We can also inspect the distribution of propensity scores, to make sure the doubly-robust estimation procedure is reliable.

[8]:
sns.set(font_scale=1.2, style="white")
fig, axes = plt.subplots(2,2,figsize=(10,8))
for i in range(2):
    for j in range(2):
        pert = discovery_counts['Perturbation'][i*2+j]
        a = np.where(A.columns == pert)[0][0]
        _df = pd.DataFrame({
            'value': estimation['pi_hat'][:,a],
            'Perturbation': ['control' if i==0 else pert for i in A.values[:,a]]
        })
        sns.histplot(data=_df, x='value', hue="Perturbation",  common_norm=False,
            multiple='stack', palette='muted', bins=50, stat="probability", ax=axes[i,j])
        axes[i,j].set_xlim([0,1])
        axes[i,j].set_xlabel('Estimated individual propensity scores')
        axes[i,j].set_ylabel('Frequency')

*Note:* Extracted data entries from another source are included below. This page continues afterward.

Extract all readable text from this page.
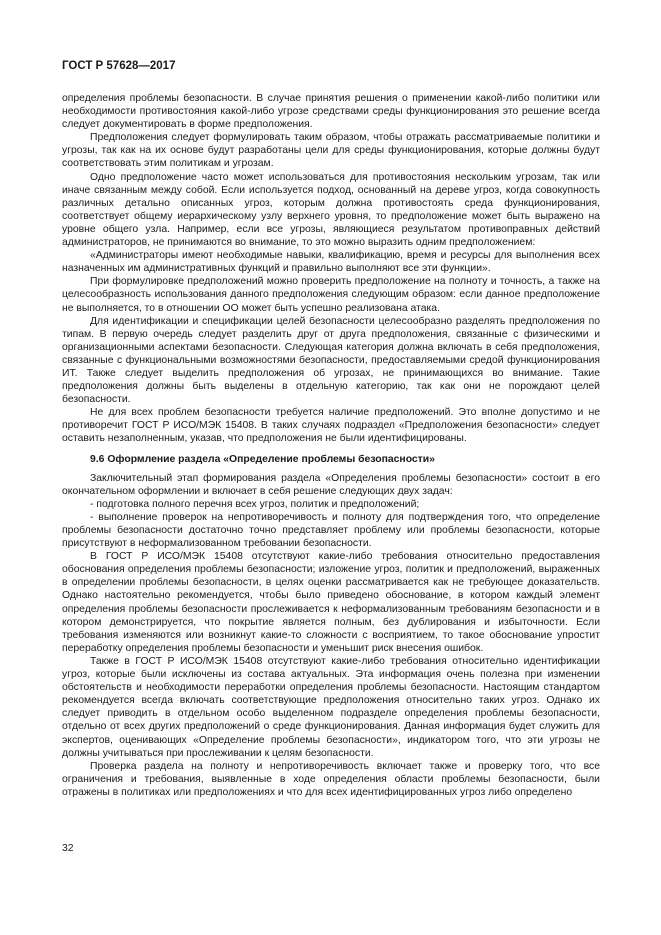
ГОСТ Р 57628—2017

определения проблемы безопасности. В случае принятия решения о применении какой-либо политики или необходимости противостояния какой-либо угрозе средствами среды функционирования это решение всегда следует документировать в форме предположения.

Предположения следует формулировать таким образом, чтобы отражать рассматриваемые политики и угрозы, так как на их основе будут разработаны цели для среды функционирования, которые должны будут соответствовать этим политикам и угрозам.

Одно предположение часто может использоваться для противостояния нескольким угрозам, так или иначе связанным между собой. Если используется подход, основанный на дереве угроз, когда совокупность различных детально описанных угроз, которым должна противостоять среда функционирования, соответствует общему иерархическому узлу верхнего уровня, то предположение может быть выражено на уровне общего узла. Например, если все угрозы, являющиеся результатом противоправных действий администраторов, не принимаются во внимание, то это можно выразить одним предположением:

«Администраторы имеют необходимые навыки, квалификацию, время и ресурсы для выполнения всех назначенных им административных функций и правильно выполняют все эти функции».

При формулировке предположений можно проверить предположение на полноту и точность, а также на целесообразность использования данного предположения следующим образом: если данное предположение не выполняется, то в отношении ОО может быть успешно реализована атака.

Для идентификации и спецификации целей безопасности целесообразно разделять предположения по типам. В первую очередь следует разделить друг от друга предположения, связанные с физическими и организационными аспектами безопасности. Следующая категория должна включать в себя предположения, связанные с функциональными возможностями безопасности, предоставляемыми средой функционирования ИТ. Также следует выделить предположения об угрозах, не принимающихся во внимание. Такие предположения должны быть выделены в отдельную категорию, так как они не порождают целей безопасности.

Не для всех проблем безопасности требуется наличие предположений. Это вполне допустимо и не противоречит ГОСТ Р ИСО/МЭК 15408. В таких случаях подраздел «Предположения безопасности» следует оставить незаполненным, указав, что предположения не были идентифицированы.

9.6 Оформление раздела «Определение проблемы безопасности»

Заключительный этап формирования раздела «Определения проблемы безопасности» состоит в его окончательном оформлении и включает в себя решение следующих двух задач:

- подготовка полного перечня всех угроз, политик и предположений;

- выполнение проверок на непротиворечивость и полноту для подтверждения того, что определение проблемы безопасности достаточно точно представляет проблему или проблемы безопасности, которые присутствуют в неформализованном требовании безопасности.

В ГОСТ Р ИСО/МЭК 15408 отсутствуют какие-либо требования относительно предоставления обоснования определения проблемы безопасности; изложение угроз, политик и предположений, выраженных в определении проблемы безопасности, в целях оценки рассматривается как не требующее доказательств. Однако настоятельно рекомендуется, чтобы было приведено обоснование, в котором каждый элемент определения проблемы безопасности прослеживается к неформализованным требованиям безопасности и в котором демонстрируется, что покрытие является полным, без дублирования и избыточности. Если требования изменяются или возникнут какие-то сложности с восприятием, то такое обоснование упростит переработку определения проблемы безопасности и уменьшит риск внесения ошибок.

Также в ГОСТ Р ИСО/МЭК 15408 отсутствуют какие-либо требования относительно идентификации угроз, которые были исключены из состава актуальных. Эта информация очень полезна при изменении обстоятельств и необходимости переработки определения проблемы безопасности. Настоящим стандартом рекомендуется всегда включать соответствующие предположения относительно таких угроз. Однако их следует приводить в отдельном особо выделенном подразделе определения проблемы безопасности, отдельно от всех других предположений о среде функционирования. Данная информация будет служить для экспертов, оценивающих «Определение проблемы безопасности», индикатором того, что эти угрозы не должны учитываться при прослеживании к целям безопасности.

Проверка раздела на полноту и непротиворечивость включает также и проверку того, что все ограничения и требования, выявленные в ходе определения области проблемы безопасности, были отражены в политиках или предположениях и что для всех идентифицированных угроз либо определено

32
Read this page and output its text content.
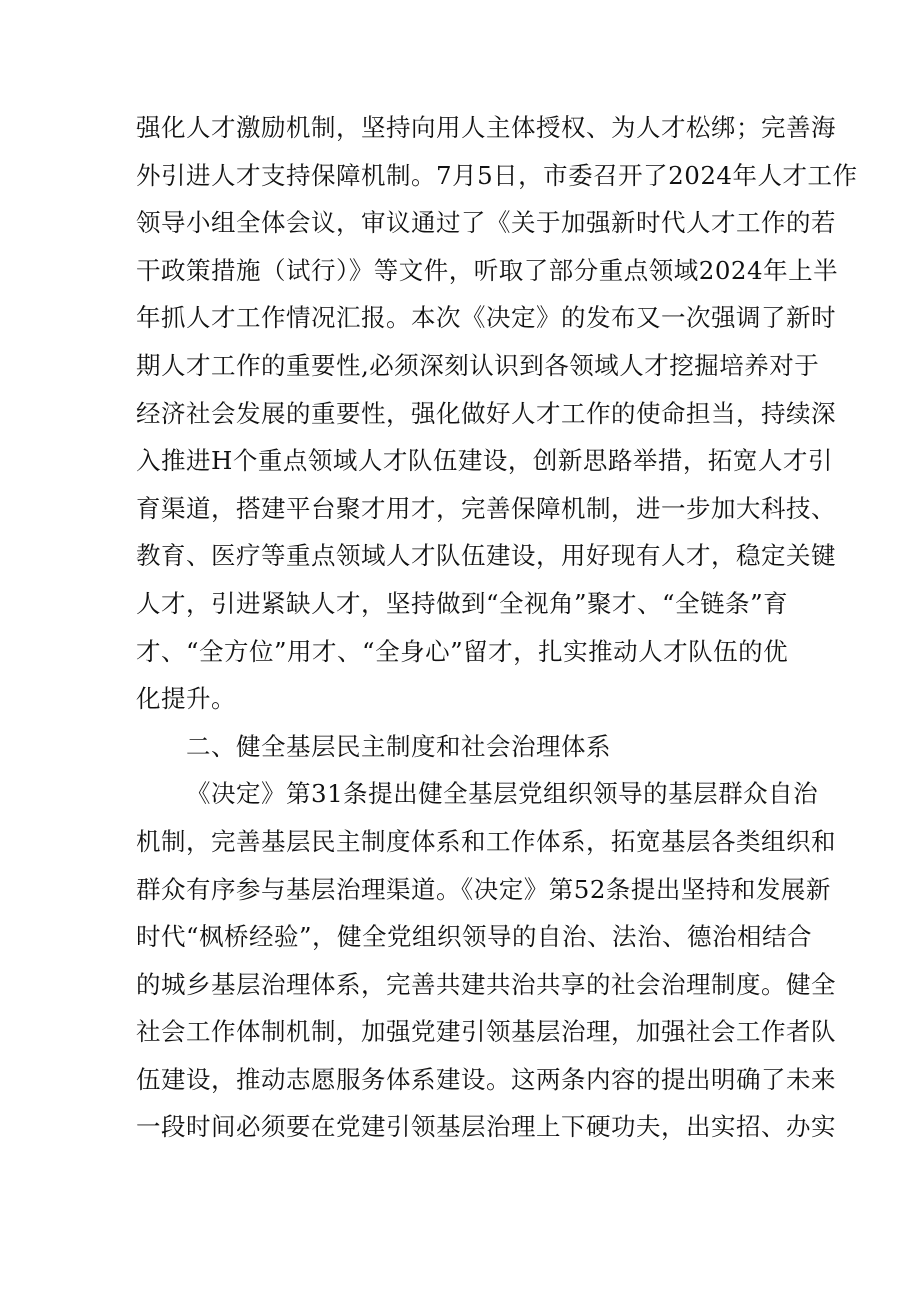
强化人才激励机制，坚持向用人主体授权、为人才松绑；完善海
外引进人才支持保障机制。7月5日，市委召开了2024年人才工作
领导小组全体会议，审议通过了《关于加强新时代人才工作的若
干政策措施（试行）》等文件，听取了部分重点领域2024年上半
年抓人才工作情况汇报。本次《决定》的发布又一次强调了新时
期人才工作的重要性,必须深刻认识到各领域人才挖掘培养对于
经济社会发展的重要性，强化做好人才工作的使命担当，持续深
入推进H个重点领域人才队伍建设，创新思路举措，拓宽人才引
育渠道，搭建平台聚才用才，完善保障机制，进一步加大科技、
教育、医疗等重点领域人才队伍建设，用好现有人才，稳定关键
人才，引进紧缺人才，坚持做到“全视角”聚才、“全链条”育
才、“全方位”用才、“全身心”留才，扎实推动人才队伍的优
化提升。
二、健全基层民主制度和社会治理体系
《决定》第31条提出健全基层党组织领导的基层群众自治
机制，完善基层民主制度体系和工作体系，拓宽基层各类组织和
群众有序参与基层治理渠道。《决定》第52条提出坚持和发展新
时代“枫桥经验”，健全党组织领导的自治、法治、德治相结合
的城乡基层治理体系，完善共建共治共享的社会治理制度。健全
社会工作体制机制，加强党建引领基层治理，加强社会工作者队
伍建设，推动志愿服务体系建设。这两条内容的提出明确了未来
一段时间必须要在党建引领基层治理上下硬功夫，出实招、办实
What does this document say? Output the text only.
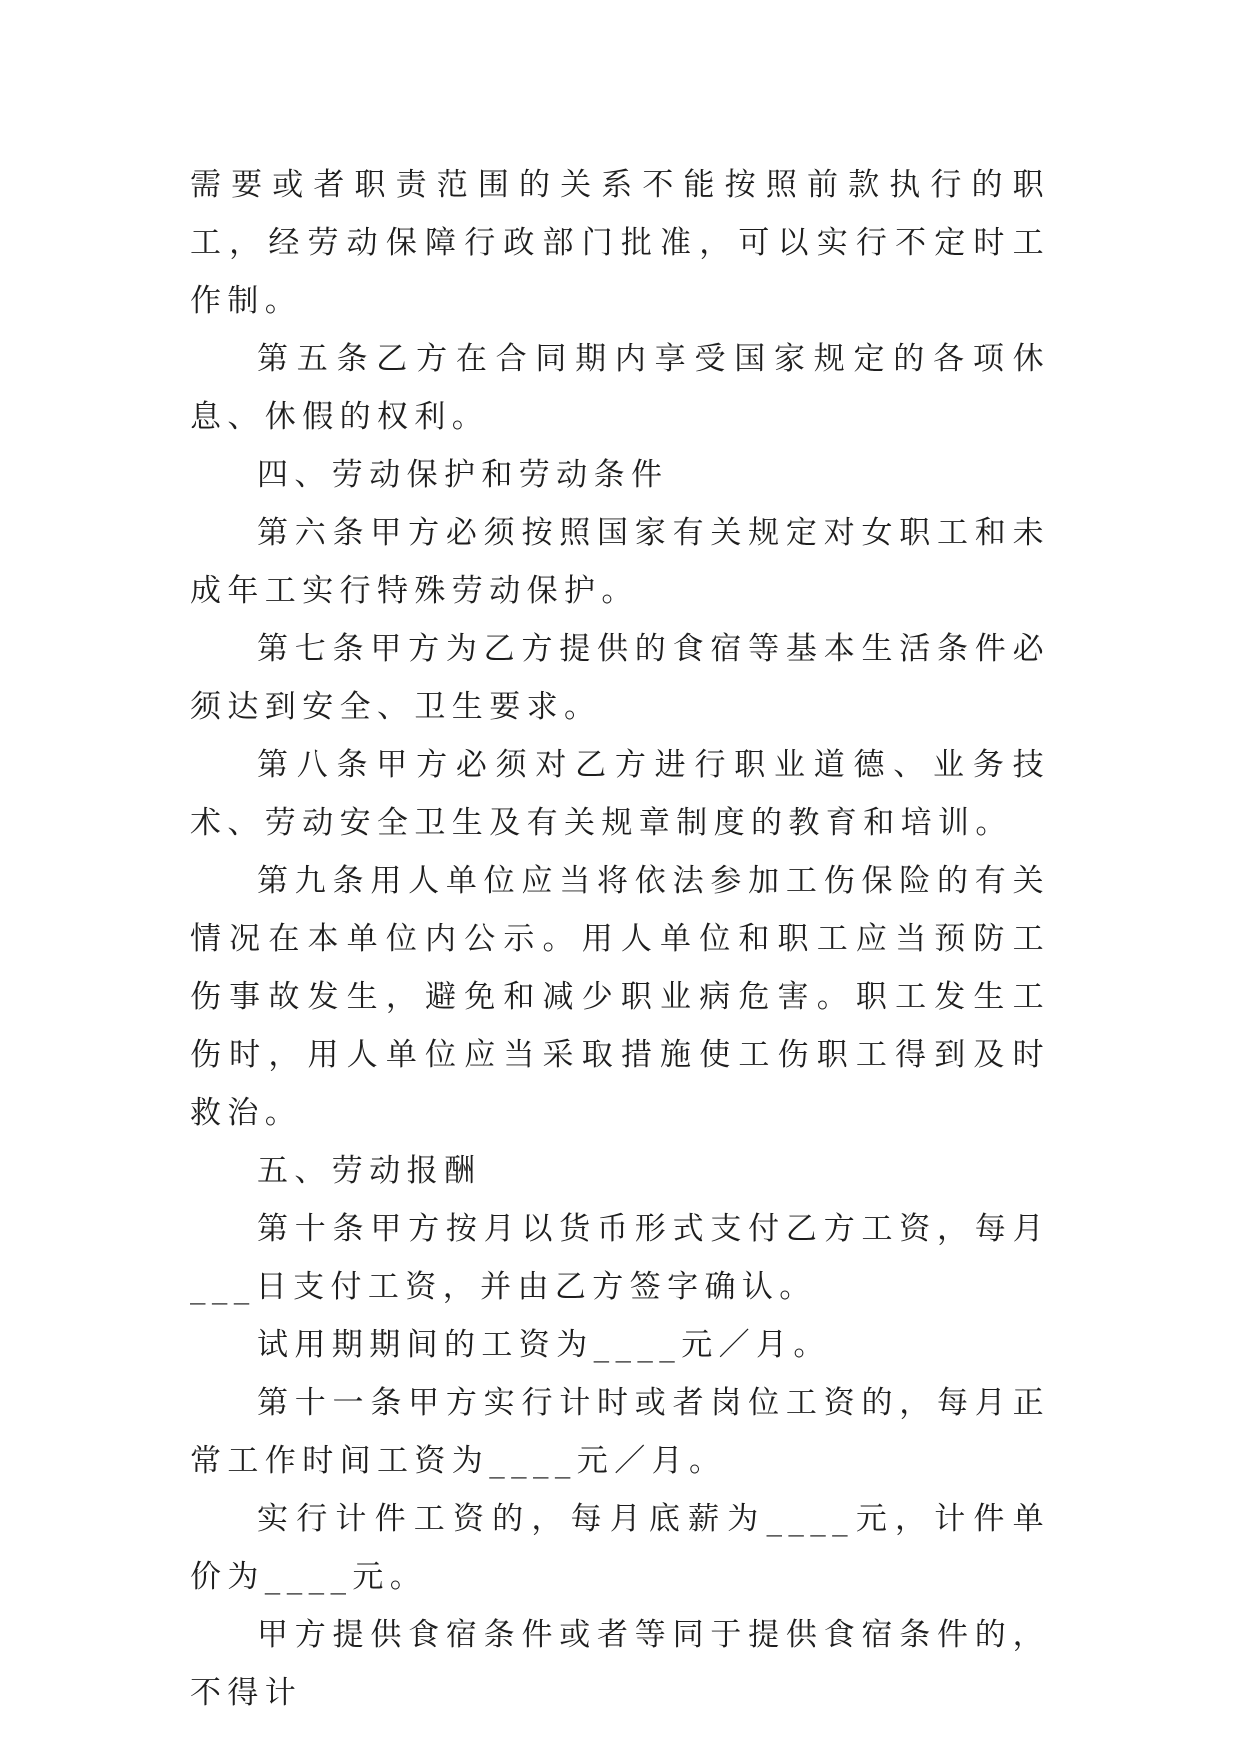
需要或者职责范围的关系不能按照前款执行的职工，经劳动保障行政部门批准，可以实行不定时工作制。

第五条乙方在合同期内享受国家规定的各项休息、休假的权利。

四、劳动保护和劳动条件

第六条甲方必须按照国家有关规定对女职工和未成年工实行特殊劳动保护。

第七条甲方为乙方提供的食宿等基本生活条件必须达到安全、卫生要求。

第八条甲方必须对乙方进行职业道德、业务技术、劳动安全卫生及有关规章制度的教育和培训。

第九条用人单位应当将依法参加工伤保险的有关情况在本单位内公示。用人单位和职工应当预防工伤事故发生，避免和减少职业病危害。职工发生工伤时，用人单位应当采取措施使工伤职工得到及时救治。

五、劳动报酬

第十条甲方按月以货币形式支付乙方工资，每月___日支付工资，并由乙方签字确认。

试用期期间的工资为____元／月。

第十一条甲方实行计时或者岗位工资的，每月正常工作时间工资为____元／月。

实行计件工资的，每月底薪为____元，计件单价为____元。

甲方提供食宿条件或者等同于提供食宿条件的，不得计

        axes[i,j].set_title(f'{pert}')
fig.tight_layout()
plt.show()
../../_images/tutorial_perturbseq_perturbseq-py_16_0.png

We observe extreme values only for Satb2, which could lead to slightly overconfident estimates. Overall, the distributions of propensity scores are reasonable for most perturbation conditions.